Wednesday, September 24, 2014 — Poster Session IV

10:00 a.m. –12:00 p.m.

FAES Academic Center



* FARE Award Winner


  • J.L. Ramirez
  • G. de Almeida Oliveira
  • E. Calvo
  • A.B. Barletta Ferreira
  • C.N. Serhan
  • J.M. Ribeiro
  • C. Barillas-Mury


An innate immune priming response is triggered when Plasmodium ookinetes invade the mosquito midgut and the microbiota comes in direct contact with injured cells. This is a long-lasting response that confers the mosquito enhanced ability to control subsequent Plasmodium infections.

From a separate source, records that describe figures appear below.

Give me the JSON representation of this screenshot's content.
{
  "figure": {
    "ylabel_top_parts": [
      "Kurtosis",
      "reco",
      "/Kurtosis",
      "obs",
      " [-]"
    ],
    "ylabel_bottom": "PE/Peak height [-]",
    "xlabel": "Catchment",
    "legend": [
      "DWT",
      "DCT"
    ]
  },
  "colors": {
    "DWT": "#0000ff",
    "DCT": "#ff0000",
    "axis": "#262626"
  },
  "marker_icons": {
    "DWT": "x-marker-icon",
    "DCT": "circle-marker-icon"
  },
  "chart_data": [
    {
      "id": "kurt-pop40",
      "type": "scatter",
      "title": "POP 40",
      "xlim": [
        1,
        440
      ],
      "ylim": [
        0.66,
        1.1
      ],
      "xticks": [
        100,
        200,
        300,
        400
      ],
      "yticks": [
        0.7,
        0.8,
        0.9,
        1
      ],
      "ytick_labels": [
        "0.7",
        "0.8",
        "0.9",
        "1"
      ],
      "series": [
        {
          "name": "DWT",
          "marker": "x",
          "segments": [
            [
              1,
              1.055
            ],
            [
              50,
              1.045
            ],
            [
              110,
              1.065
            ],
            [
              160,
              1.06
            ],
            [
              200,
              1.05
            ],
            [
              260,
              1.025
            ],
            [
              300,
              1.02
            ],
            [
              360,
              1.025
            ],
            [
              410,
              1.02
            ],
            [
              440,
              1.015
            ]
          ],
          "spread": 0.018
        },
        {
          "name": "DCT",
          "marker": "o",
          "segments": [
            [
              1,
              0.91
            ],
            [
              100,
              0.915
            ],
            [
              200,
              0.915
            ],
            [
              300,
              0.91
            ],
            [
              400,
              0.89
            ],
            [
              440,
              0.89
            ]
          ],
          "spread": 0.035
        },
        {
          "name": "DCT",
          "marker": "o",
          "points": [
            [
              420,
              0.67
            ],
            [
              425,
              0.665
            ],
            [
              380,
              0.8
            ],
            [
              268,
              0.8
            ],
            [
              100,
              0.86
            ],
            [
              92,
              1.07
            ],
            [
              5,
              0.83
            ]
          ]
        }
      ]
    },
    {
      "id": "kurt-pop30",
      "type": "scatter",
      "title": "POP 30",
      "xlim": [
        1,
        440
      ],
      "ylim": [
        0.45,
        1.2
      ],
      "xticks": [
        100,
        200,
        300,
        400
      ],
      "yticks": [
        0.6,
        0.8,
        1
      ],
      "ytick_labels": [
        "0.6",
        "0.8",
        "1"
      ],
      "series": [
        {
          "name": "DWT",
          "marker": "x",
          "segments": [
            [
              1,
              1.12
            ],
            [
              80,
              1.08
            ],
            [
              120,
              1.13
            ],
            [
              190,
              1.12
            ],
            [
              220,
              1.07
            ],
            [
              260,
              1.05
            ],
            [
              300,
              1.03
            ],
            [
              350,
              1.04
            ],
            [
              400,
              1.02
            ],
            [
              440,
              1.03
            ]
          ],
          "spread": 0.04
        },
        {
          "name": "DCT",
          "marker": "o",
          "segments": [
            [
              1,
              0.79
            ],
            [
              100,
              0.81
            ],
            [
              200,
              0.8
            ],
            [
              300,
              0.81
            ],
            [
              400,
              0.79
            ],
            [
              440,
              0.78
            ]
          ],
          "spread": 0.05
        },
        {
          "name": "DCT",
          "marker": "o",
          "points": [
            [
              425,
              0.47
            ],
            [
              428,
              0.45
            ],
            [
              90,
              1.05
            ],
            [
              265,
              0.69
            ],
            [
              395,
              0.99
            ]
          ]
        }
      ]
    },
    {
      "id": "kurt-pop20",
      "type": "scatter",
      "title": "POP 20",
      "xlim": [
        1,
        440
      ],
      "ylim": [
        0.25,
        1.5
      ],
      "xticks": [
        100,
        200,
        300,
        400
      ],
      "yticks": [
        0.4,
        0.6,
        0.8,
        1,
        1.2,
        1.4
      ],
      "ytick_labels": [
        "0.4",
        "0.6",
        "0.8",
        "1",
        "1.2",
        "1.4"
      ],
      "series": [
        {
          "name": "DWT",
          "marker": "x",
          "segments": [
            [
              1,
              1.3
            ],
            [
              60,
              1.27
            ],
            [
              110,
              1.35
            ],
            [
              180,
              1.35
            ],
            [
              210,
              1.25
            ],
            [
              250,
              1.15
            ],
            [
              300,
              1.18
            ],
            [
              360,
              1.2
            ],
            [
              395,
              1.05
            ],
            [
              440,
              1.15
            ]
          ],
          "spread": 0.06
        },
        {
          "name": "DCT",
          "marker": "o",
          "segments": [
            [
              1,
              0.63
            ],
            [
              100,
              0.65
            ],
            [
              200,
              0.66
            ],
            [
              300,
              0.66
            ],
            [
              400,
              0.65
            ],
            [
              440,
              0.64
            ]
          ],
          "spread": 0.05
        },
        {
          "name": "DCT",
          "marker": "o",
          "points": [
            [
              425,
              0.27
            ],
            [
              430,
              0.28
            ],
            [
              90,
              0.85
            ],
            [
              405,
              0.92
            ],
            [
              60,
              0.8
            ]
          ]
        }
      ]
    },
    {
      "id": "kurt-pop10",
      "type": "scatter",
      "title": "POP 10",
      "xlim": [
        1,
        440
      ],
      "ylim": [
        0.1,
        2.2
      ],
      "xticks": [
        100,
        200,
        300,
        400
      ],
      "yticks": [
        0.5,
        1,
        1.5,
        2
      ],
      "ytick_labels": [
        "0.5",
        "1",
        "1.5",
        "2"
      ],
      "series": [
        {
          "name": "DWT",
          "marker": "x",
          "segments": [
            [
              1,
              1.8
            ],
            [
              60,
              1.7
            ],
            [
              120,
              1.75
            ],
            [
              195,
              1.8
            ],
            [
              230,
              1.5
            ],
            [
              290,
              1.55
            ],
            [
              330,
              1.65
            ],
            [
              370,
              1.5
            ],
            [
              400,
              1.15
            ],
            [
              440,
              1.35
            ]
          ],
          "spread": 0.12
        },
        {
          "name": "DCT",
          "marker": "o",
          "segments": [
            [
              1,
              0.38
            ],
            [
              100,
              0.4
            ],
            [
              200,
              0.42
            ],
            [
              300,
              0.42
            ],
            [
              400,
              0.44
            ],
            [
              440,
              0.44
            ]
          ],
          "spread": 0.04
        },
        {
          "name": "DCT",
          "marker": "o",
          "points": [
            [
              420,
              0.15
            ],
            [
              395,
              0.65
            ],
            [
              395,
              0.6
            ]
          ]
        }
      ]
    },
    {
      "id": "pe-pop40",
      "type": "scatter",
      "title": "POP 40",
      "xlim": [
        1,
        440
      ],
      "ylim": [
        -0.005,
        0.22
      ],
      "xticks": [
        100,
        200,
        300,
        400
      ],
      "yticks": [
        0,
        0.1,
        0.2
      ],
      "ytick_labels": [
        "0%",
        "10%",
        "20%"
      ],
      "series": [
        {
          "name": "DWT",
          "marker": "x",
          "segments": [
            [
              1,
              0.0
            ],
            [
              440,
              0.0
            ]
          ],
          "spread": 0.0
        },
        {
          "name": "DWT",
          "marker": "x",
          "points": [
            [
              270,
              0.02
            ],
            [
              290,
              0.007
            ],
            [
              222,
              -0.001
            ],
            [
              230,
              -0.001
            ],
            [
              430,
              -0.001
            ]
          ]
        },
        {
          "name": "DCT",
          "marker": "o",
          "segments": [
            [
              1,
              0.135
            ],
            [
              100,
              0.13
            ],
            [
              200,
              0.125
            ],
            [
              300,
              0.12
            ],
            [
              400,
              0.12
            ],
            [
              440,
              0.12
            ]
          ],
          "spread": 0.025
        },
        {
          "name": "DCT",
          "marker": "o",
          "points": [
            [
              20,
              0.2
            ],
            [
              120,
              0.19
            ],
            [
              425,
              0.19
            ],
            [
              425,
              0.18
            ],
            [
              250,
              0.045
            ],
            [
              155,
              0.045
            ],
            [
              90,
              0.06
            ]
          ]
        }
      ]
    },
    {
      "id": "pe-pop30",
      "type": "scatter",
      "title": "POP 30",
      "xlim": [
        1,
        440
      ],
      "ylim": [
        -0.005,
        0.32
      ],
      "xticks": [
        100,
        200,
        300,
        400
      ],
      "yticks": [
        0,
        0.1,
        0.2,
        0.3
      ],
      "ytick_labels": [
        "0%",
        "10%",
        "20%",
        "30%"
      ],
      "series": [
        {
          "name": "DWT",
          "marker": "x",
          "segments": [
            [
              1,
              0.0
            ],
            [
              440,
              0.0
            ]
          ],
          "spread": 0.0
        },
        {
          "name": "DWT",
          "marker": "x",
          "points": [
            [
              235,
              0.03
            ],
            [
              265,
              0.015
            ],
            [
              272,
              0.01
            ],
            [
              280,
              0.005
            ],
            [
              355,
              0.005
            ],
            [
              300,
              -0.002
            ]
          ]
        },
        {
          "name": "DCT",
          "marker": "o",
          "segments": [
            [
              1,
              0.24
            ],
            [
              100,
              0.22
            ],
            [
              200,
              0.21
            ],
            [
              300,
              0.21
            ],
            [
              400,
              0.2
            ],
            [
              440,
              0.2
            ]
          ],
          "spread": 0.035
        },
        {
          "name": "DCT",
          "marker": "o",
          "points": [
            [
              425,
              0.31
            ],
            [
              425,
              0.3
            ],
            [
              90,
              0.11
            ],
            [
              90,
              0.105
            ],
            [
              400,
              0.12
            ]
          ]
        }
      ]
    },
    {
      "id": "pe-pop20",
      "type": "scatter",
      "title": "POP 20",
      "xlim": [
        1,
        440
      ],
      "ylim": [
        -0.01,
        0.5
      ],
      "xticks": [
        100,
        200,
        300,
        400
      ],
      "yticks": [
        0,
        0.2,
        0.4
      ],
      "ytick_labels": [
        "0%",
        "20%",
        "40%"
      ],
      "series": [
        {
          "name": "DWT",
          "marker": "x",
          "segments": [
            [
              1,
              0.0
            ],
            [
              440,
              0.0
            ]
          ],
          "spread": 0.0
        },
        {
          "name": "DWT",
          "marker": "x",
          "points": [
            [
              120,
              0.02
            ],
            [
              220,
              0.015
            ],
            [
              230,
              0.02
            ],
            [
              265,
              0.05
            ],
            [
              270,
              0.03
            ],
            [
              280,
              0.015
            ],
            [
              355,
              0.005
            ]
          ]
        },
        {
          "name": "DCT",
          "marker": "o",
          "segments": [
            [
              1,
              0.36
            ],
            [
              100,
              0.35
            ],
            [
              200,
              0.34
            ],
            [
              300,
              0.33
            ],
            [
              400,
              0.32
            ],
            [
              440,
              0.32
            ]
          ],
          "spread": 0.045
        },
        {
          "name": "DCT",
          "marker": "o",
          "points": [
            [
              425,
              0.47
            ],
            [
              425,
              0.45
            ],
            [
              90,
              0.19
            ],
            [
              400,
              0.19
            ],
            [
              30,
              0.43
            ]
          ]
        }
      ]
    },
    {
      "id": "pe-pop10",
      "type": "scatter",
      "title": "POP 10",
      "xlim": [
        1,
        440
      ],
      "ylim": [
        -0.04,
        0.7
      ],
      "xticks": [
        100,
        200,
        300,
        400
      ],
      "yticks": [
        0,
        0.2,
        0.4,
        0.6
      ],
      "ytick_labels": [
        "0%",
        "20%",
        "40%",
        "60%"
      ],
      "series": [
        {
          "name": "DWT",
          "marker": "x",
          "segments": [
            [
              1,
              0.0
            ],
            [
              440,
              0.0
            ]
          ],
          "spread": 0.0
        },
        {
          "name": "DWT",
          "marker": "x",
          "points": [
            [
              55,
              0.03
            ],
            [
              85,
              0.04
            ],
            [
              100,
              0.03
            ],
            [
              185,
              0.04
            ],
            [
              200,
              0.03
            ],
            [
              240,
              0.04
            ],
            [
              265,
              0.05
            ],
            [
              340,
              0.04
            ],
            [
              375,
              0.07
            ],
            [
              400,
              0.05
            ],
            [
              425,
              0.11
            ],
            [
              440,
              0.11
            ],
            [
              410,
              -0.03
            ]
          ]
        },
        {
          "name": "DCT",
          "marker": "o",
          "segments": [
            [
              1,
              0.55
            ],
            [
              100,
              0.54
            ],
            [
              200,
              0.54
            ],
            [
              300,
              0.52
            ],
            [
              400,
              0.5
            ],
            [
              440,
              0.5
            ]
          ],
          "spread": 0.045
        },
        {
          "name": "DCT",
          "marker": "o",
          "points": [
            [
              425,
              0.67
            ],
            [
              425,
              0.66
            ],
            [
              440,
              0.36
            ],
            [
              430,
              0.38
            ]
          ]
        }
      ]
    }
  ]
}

The immune priming response involves hemocyte differentiation, in particular an increase in the granulocyte population. A hemocyte differentiation factor (HDF) is released into the hemolymph and transfer of cell-free hemolymph from challenged mosquitoes can induce hemocyte differentiation and enhanced immunity in recipient naïve mosquitoes. Here, we have characterized the biochemical nature of HDF. We found that it consists of a bioactive lipid that is transported in the hemolymph by a lipocalin (ApoD-like) carrier protein. RNAi-based silencing of this Apo-D-like abolished the release of HDF activity in the hemolymph extract, indicating that it is a critical component of the immune priming response. LC/MS/MS analysis showed that the HDF lipid component is an eicosanoid in nature. Injection of synthetic eicosanoid analogs recapitulates the phenotype observed in Plasmodium-infected mosquitoes as well as those observed when transferring cell-free hemolymph from challenged to naïve mosquitoes. Currently, we are further characterizing the identity of the bioactive lipids that mediate innate immune memory in An. gambiae mosquitoes.